A revolução trazida pela inteligência artificial não se limita à automação de tarefas; ela toca o núcleo simbólico da publicidade: a criação. Campanhas, slogans e peças que antes dependiam exclusivamente da sensibilidade humana hoje podem ser concebidas por ferramentas generativas capazes de escrever textos, sugerir paletas de cor, criar imagens ou planejar anúncios. A dúvida inevitável surge: quem é o autor quando a IA participa da criação publicitária?
Durante décadas, a autoria publicitária foi entendida como trabalho coletivo e intelectual, mas sempre humano. Diretores de arte, redatores e estrategistas assinavam criações que uniam emoção, técnica e contexto cultural. Com o avanço da IA, o processo criativo passa a ser mediado por sistemas que aprendem padrões estéticos e semânticos a partir de milhões de exemplos. Segundo o Relatório Global de Inteligência Artificial 2025 da Deloitte Insights, cerca de 64% das agências já utilizam alguma forma de IA em suas rotinas criativas, especialmente para roteiros e campanhas digitais. O software deixou de ser apenas ferramenta e tornou-se coautor invisível.
No entanto, a IA não cria a partir do vazio. Ela reorganiza dados, combina linguagens e responde a comandos. A originalidade ainda depende da intenção humana, do publicitário que formula o briefing, escreve o prompt e interpreta o resultado. Sem esse direcionamento, a IA apenas reproduz o senso comum presente em seu treinamento. A Organização Mundial da Propriedade Intelectual (WIPO, 2024) reforça que obras geradas unicamente por máquinas não podem ser registradas como criações originais, pois carecem de elemento essencial: a intenção autoral. Na prática, isso significa que, mesmo quando a máquina participa, a autoria ética e legal ainda pertence ao humano que a orienta.
O problema é que, na cultura contemporânea da pressa e da produtividade, esse limite tende a se embaralhar. Há quem defenda que se a máquina escreve um texto publicitário inteiro, com base em prompts genéricos, ela seria uma espécie de “autora algorítmica”. Outros argumentam que o humano continua sendo o criador, já que decide o contexto e o propósito da mensagem. Essa tensão redefine o conceito de autoria, deslocando-o da figura do “gênio criador” para a de curador cognitivo, aquele que combina inteligência humana e artificial de modo consciente e responsável.
Na prática publicitária, esse deslocamento já é perceptível. O publicitário do século XXI não apenas cria, mas programa, conduz e interpreta sistemas de IA. Ele deve entender linguagem de máquina, semântica de dados e implicações éticas da automação. A IA amplia a potência da criação, mas também desafia os limites da autoria e da propriedade intelectual. Em um ambiente em que campanhas podem ser geradas em segundos, o diferencial não será mais a velocidade, e sim a intenção estética e narrativa que o humano imprime sobre o algoritmo.
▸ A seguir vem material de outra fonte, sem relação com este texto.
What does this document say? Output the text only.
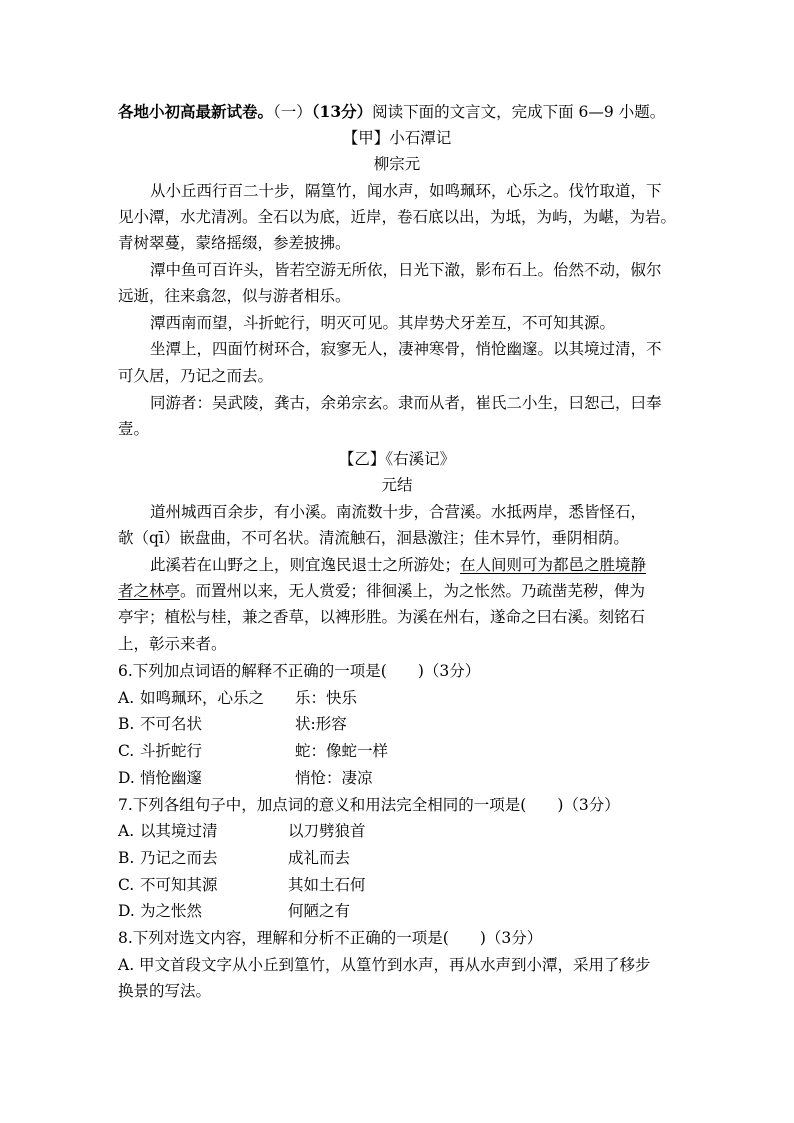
各地小初高最新试卷。（一）（13分）阅读下面的文言文，完成下面 6—9 小题。
【甲】小石潭记
柳宗元
从小丘西行百二十步，隔篁竹，闻水声，如鸣珮环，心乐之。伐竹取道，下
见小潭，水尤清冽。全石以为底，近岸，卷石底以出，为坻，为屿，为嵁，为岩。
青树翠蔓，蒙络摇缀，参差披拂。
潭中鱼可百许头，皆若空游无所依，日光下澈，影布石上。佁然不动，俶尔
远逝，往来翕忽，似与游者相乐。
潭西南而望，斗折蛇行，明灭可见。其岸势犬牙差互，不可知其源。
坐潭上，四面竹树环合，寂寥无人，凄神寒骨，悄怆幽邃。以其境过清，不
可久居，乃记之而去。
同游者：吴武陵，龚古，余弟宗玄。隶而从者，崔氏二小生，曰恕己，曰奉
壹。
【乙】《右溪记》
元结
道州城西百余步，有小溪。南流数十步，合营溪。水抵两岸，悉皆怪石，
欹（qī）嵌盘曲，不可名状。清流触石，洄悬激注；佳木异竹，垂阴相荫。
此溪若在山野之上，则宜逸民退士之所游处；在人间则可为都邑之胜境静
者之林亭。而置州以来，无人赏爱；徘徊溪上，为之怅然。乃疏凿芜秽，俾为
亭宇；植松与桂，兼之香草，以裨形胜。为溪在州右，遂命之曰右溪。刻铭石
上，彰示来者。
6.下列加点词语的解释不正确的一项是(　　)（3分）
A. 如鸣珮环，心乐之 乐：快乐
B. 不可名状	状:形容
C. 斗折蛇行	蛇：像蛇一样
D. 悄怆幽邃	悄怆：凄凉
7.下列各组句子中，加点词的意义和用法完全相同的一项是(　　)（3分）
A. 以其境过清	以刀劈狼首
B. 乃记之而去	成礼而去
C. 不可知其源	其如土石何
D. 为之怅然	何陋之有
8.下列对选文内容，理解和分析不正确的一项是(　　)（3分）
A. 甲文首段文字从小丘到篁竹，从篁竹到水声，再从水声到小潭，采用了移步
换景的写法。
Esse novo paradigma também exige que as faculdades presenciais de Publicidade e Propaganda se reposicionem. Não basta ensinar softwares; é necessário formar pensadores capazes de compreender as implicações culturais e filosóficas da IA. Discutir autoria na era digital significa refletir sobre responsabilidade, ética e autenticidade — temas que só o ambiente acadêmico, com sua densidade crítica e interdisciplinar, consegue oferecer. A convivência entre teoria e prática, laboratório e debate, é o que permite ao estudante entender que a tecnologia é meio, não fim.
Em síntese, a IA não anula o autor, ela o desafia. A autoria publicitária do futuro será híbrida, compartilhada entre humano e máquina, mas ainda orientada pela visão humana sobre o mundo. O papel do publicitário, portanto, é permanecer como diretor criativo da inteligência artificial, guiando a tecnologia com sensibilidade, ética e propósito. Em um cenário de algoritmos cada vez mais eficientes, ser autor continuará sendo, acima de tudo, um ato de consciência.